Wissenschaftliche Erkenntnisse: Geschlechterspezifisches Spielverhalten
Eine weitere Erkenntnis von Schach für Kids e.V. stammt aus der wissenschaftlichen Studie „Schach im Kindergarten“ und einem Großversuch. In dieser Untersuchung, die mit rund 3.500 Kindern im Alter von drei bis sechs Jahren durchgeführt wurde, zeigte sich ein geschlechterspezifisches Spielverhalten. Während die allgemeine Wissenschaft oft davon ausgeht, dass Spielpräferenzen – Mädchen spielen mit Puppen, Jungen mit Autos – anerzogen sind, konnten die Ergebnisse dieser Studie dies widerlegen.
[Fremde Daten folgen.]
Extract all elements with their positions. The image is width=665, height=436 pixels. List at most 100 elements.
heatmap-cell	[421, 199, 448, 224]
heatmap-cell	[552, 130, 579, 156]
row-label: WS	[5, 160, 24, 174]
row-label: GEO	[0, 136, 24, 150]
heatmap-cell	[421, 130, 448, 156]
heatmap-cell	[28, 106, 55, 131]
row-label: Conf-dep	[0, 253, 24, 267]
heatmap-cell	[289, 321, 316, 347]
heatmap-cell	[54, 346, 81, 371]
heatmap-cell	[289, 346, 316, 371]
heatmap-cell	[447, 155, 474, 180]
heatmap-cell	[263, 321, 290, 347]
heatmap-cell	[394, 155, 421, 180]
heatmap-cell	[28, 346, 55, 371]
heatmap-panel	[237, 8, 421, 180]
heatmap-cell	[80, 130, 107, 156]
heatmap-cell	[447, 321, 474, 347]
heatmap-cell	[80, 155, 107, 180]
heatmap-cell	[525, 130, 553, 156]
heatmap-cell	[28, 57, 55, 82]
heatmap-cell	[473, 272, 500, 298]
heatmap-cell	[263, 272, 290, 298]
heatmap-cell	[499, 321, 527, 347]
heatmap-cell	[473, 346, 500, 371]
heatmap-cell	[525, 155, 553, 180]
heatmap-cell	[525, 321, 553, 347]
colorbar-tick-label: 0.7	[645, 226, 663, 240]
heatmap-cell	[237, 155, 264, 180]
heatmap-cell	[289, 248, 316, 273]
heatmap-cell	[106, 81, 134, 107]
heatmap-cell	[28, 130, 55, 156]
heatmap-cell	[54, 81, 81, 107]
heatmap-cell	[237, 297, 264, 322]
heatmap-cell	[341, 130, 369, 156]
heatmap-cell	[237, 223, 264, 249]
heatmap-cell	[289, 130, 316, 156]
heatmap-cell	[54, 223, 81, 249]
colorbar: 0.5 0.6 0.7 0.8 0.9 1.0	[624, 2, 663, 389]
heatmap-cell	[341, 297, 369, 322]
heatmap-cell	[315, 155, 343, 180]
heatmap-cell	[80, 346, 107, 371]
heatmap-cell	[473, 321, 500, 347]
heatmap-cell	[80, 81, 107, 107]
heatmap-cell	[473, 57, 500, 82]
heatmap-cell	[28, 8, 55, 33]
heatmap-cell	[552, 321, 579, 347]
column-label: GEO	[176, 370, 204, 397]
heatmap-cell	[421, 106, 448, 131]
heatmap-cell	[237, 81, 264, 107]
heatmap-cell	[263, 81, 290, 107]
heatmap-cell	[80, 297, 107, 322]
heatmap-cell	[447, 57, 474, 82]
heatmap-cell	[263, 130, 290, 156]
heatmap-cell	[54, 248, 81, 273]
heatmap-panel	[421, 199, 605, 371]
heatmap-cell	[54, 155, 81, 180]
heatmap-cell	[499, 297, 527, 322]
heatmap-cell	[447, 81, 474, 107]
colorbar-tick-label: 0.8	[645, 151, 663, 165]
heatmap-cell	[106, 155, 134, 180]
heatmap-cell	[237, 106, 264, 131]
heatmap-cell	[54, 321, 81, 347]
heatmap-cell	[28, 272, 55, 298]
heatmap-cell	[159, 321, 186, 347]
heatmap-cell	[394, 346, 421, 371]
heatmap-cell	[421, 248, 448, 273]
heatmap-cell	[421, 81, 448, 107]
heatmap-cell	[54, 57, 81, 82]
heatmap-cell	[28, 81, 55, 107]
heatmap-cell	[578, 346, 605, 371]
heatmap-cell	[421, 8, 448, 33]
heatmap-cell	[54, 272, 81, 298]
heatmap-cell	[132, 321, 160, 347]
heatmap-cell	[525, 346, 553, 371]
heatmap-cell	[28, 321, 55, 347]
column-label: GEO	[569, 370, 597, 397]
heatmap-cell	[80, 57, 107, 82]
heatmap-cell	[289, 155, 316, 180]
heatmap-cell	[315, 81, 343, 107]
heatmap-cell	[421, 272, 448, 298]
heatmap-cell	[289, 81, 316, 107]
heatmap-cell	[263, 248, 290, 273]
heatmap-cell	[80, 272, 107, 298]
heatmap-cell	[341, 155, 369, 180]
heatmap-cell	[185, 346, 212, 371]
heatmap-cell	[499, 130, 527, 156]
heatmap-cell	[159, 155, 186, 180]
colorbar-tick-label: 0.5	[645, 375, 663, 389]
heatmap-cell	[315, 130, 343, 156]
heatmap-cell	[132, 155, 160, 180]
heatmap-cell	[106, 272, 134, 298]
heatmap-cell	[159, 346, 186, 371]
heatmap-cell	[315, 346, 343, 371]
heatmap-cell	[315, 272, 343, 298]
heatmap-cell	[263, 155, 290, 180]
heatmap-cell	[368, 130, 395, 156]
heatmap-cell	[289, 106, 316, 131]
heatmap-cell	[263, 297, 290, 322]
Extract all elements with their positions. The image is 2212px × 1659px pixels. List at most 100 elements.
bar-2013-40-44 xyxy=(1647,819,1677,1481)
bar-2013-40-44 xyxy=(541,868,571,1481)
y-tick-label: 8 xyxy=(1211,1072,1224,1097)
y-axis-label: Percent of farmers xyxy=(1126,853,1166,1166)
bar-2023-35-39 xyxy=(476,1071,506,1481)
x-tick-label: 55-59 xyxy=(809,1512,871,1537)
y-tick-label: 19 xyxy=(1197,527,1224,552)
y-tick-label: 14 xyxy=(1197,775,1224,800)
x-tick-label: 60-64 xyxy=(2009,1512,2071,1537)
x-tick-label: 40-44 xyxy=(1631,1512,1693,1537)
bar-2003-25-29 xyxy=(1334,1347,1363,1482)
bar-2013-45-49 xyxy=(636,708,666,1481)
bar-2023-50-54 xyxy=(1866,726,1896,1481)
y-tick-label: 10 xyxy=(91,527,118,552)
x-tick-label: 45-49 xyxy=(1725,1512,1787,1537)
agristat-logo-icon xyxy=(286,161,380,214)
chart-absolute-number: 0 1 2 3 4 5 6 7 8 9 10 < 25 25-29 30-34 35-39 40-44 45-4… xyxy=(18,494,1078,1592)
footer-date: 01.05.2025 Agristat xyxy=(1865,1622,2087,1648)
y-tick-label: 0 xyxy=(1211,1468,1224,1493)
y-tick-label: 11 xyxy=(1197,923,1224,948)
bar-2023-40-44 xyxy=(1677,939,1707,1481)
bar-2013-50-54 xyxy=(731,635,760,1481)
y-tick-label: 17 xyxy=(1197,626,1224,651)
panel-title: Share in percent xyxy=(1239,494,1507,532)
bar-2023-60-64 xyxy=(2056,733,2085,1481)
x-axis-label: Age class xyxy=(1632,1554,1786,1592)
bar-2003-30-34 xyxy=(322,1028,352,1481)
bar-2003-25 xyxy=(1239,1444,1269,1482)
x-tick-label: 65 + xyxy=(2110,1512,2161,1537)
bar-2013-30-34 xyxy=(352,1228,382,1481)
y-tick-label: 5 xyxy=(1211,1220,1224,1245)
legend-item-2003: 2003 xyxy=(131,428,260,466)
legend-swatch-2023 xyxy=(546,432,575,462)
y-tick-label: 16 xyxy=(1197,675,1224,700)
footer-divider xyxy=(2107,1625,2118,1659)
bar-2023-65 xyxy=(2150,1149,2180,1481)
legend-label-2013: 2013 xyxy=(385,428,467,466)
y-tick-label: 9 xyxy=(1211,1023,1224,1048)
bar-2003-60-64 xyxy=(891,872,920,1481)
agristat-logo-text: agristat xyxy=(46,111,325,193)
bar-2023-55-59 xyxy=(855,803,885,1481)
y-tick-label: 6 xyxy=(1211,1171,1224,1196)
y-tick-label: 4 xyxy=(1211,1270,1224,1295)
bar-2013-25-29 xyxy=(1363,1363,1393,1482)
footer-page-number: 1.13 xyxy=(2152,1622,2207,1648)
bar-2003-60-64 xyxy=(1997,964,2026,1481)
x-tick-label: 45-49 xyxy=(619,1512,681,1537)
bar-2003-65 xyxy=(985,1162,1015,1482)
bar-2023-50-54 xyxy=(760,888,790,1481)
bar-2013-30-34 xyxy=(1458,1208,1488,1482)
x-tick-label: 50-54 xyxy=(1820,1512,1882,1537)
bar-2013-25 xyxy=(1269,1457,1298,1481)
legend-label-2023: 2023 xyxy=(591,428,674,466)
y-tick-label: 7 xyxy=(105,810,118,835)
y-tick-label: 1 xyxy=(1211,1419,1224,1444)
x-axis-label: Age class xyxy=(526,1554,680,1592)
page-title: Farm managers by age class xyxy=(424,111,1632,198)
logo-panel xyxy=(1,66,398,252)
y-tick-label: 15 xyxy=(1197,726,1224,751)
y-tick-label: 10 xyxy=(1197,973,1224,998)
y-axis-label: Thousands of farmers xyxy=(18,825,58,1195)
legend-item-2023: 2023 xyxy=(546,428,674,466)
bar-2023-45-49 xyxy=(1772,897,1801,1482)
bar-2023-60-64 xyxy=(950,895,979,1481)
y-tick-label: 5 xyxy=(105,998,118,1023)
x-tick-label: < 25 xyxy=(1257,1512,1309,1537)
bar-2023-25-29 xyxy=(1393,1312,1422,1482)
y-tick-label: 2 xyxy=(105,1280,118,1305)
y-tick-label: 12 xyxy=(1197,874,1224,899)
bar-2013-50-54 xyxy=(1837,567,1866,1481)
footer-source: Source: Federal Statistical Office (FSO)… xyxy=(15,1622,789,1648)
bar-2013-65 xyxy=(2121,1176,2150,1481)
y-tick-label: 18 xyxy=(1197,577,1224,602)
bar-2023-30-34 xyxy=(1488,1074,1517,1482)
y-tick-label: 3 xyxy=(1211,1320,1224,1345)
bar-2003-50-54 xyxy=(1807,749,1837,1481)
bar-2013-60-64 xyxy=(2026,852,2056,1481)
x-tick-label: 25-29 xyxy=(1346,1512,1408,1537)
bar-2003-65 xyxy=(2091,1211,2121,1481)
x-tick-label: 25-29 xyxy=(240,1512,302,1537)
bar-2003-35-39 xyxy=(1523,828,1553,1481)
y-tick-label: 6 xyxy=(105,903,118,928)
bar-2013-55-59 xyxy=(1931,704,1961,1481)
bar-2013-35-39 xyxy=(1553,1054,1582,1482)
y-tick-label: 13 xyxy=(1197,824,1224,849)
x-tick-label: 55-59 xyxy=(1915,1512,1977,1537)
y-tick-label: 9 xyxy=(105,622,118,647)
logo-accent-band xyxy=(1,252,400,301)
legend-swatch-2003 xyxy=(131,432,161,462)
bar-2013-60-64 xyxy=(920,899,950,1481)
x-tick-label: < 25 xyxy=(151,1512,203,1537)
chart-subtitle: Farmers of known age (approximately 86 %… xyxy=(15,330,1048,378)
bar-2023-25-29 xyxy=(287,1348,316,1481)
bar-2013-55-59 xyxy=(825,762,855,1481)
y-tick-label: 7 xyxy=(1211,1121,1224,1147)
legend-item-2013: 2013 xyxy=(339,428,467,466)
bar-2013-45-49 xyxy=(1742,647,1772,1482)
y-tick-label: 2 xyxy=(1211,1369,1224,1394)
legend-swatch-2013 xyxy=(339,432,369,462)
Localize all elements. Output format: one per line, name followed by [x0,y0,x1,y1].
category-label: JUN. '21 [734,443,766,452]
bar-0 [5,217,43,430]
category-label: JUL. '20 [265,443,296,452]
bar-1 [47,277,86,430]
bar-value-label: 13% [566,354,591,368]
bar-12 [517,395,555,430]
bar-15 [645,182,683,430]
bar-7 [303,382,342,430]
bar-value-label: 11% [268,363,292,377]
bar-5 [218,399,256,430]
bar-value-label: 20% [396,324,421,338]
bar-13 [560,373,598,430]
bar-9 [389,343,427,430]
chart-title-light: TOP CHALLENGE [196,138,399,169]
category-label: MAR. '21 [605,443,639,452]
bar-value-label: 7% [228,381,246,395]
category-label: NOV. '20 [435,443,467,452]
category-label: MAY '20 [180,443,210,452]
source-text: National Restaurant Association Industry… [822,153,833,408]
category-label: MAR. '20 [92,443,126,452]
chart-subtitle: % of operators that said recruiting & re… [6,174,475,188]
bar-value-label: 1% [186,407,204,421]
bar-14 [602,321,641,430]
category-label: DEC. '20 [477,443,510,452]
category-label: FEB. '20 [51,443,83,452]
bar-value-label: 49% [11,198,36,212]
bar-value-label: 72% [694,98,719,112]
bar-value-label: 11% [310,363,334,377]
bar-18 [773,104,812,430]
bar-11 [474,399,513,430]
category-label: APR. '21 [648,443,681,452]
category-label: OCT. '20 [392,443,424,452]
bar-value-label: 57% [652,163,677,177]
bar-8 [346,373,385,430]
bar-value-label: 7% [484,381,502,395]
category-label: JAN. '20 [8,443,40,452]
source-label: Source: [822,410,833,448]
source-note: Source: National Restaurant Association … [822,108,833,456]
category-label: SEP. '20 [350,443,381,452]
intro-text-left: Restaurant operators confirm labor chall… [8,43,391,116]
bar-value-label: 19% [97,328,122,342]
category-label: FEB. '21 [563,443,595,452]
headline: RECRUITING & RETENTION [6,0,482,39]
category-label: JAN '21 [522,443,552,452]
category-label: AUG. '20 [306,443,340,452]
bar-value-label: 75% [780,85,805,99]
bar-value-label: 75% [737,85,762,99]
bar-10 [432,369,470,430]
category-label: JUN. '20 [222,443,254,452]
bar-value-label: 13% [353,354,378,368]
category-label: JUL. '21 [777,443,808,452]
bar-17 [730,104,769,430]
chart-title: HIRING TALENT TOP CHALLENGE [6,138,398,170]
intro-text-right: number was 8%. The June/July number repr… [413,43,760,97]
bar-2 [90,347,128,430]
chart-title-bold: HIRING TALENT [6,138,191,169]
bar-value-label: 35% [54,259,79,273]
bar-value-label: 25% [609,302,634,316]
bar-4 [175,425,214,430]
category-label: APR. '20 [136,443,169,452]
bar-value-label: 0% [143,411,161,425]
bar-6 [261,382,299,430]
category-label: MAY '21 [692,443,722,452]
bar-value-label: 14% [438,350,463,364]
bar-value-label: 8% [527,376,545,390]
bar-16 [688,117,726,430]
Die Kinder, die vor dem Versuch kein Schach kannten, wiesen dennoch Unterschiede im Spielverhalten auf, die unabhängig von äußeren Einflüssen auftraten.
Diese Ergebnisse unterstreichen die Bedeutung, geschlechterspezifische Unterschiede und Interessen zu berücksichtigen, um langfristig erfolgreich Kinder – und in der Folge auch mehr Frauen – für das Schachspiel zu gewinnen. Das Verständnis für diese natürlichen Neigungen könnte auch dem DSB helfen, zielgerichtete und wirksame Maßnahmen zu entwickeln, die Frauen für Schach begeistern können, anstatt Erwartungen oder Ansprüche an das Spiel zu stellen, die eventuell nicht mit den Interessen vieler Frauen übereinstimmen.
Fazit
Die Erkenntnisse von Schach für Kids e.V. zeigen, dass die Begeisterung für Schach nicht durch erzwungene Maßnahmen wie Quotenregelungen oder Beitragsfreiheit erreicht werden kann. Ein Ansatz, der auf die Bedürfnisse und Interessen der Zielgruppe eingeht und von spielerischer, angstfreier Heranführung geprägt ist, scheint wesentlich wirksamer zu sein. Dies könnte auch ein Modell für den DSB und andere Schachorganisationen sein, um mehr Frauen für das Schachspiel zu gewinnen. Letztlich sollten wir jedoch akzeptieren, dass sich nicht jede Person für Schach begeistern wird – und das ist auch völlig in Ordnung.